Jerry Summers: What To Do With General A.P. Stewart

  • Friday, August 14, 2020
  • Jerry Summers
General A.P. Stewart bust at the Hamilton County Courthouse
General A.P. Stewart bust at the Hamilton County Courthouse
photo by John Shearer

Since the courthouse entrance on the south end of the Hamilton County Courthouse has been closed to any entrance/exit traffic since 9/11, I doubt that it has been given as much attention as professed by the advocates for the removal of General A. P. Stewart. The General seems to have tried to rectify his military career by serving as the first superintendent of the Chickamauga Battlefield and presiding over the reunion of the Blue and Gray veterans in 1893 that had the effect of a sincere effort to heal the wounds and scars of the Civil War.

            General Stewart may have fought for the South but he does not carry the baggage of Nathan Bedford Forrest who is charged with the massacre of blacks at Fort Pillow in West Tennessee and being the first Grand Wizard of the Ku Klux Klan.

            The Daughters of the Confederacy were one of the main groups that claimed that the Civil War was fought over the issue of States Rights and not Slavery.

            The grieving widows and mothers of slain and wounded soldiers of the South were instrumental in creating the “Lost Cause” image that led to the erection and naming of many statues and monuments honoring fallen Rebel soldiers and leaders of the Confederacy.

            There is a quote by the poet George Santayana that deserves repeating and it states that “Those who cannot remember the past are condemned to repeat it.”

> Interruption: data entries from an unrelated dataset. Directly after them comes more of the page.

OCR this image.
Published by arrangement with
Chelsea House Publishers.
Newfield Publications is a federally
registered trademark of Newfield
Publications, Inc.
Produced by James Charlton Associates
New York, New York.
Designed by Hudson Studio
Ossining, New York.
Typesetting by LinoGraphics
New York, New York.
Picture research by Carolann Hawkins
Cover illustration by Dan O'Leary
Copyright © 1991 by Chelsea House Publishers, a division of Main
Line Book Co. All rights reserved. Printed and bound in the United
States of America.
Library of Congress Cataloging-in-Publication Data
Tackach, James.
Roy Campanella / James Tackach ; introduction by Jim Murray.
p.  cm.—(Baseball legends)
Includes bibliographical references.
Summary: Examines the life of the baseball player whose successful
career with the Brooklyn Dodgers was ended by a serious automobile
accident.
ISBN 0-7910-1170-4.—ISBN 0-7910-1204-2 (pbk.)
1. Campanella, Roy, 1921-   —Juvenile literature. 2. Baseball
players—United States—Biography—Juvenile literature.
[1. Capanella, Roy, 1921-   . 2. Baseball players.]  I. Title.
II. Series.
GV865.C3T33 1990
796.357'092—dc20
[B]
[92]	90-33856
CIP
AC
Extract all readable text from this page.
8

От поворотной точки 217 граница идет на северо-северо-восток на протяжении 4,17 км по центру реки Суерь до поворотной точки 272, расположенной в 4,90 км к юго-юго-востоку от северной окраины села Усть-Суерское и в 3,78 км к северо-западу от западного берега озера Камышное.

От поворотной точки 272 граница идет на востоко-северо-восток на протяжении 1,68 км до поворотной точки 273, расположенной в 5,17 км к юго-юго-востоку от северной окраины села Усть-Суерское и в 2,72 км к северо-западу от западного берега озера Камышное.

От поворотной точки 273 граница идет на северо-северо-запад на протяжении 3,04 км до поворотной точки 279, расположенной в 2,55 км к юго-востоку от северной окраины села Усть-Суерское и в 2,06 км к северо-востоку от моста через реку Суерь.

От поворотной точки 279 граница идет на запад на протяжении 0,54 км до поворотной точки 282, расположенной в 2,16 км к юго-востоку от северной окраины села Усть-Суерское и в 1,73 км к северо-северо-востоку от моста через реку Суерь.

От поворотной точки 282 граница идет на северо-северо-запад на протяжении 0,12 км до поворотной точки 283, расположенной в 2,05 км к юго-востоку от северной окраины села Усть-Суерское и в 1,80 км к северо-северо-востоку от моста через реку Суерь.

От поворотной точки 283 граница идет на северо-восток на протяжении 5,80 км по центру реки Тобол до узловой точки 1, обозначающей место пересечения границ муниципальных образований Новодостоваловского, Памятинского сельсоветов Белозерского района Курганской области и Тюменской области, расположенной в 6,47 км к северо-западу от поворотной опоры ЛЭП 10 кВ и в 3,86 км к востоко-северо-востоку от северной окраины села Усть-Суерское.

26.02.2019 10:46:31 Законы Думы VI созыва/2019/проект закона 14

            The current movement of “Black Lives Matter” addresses the same issues that have been fought for years by Thurgood Marshall, Martin Luther King, Harriet Tubman and many other sincere and dedicated individuals who have advocated for an advancement of civil rights for all of the races and not to just benefit their political and financial agendas.

            The BLM movement should more appropriately be called “American Lives Matter” if its objective and goal is to eliminate bias and prejudice from all citizens of our Country.

            General A. P. Stewart should not be a pawn in rhetoric designed to divide our country rather than to unify it.

            He should be recognized as someone who attempted to overcome his past and tried to unify the veterans of the tragic events of the Civil War.

            Taking down monuments does not remove history.

            The good intentions of all races to work toward solutions to correct the wrongs of the past and hopeful advancement of the future are the real issues.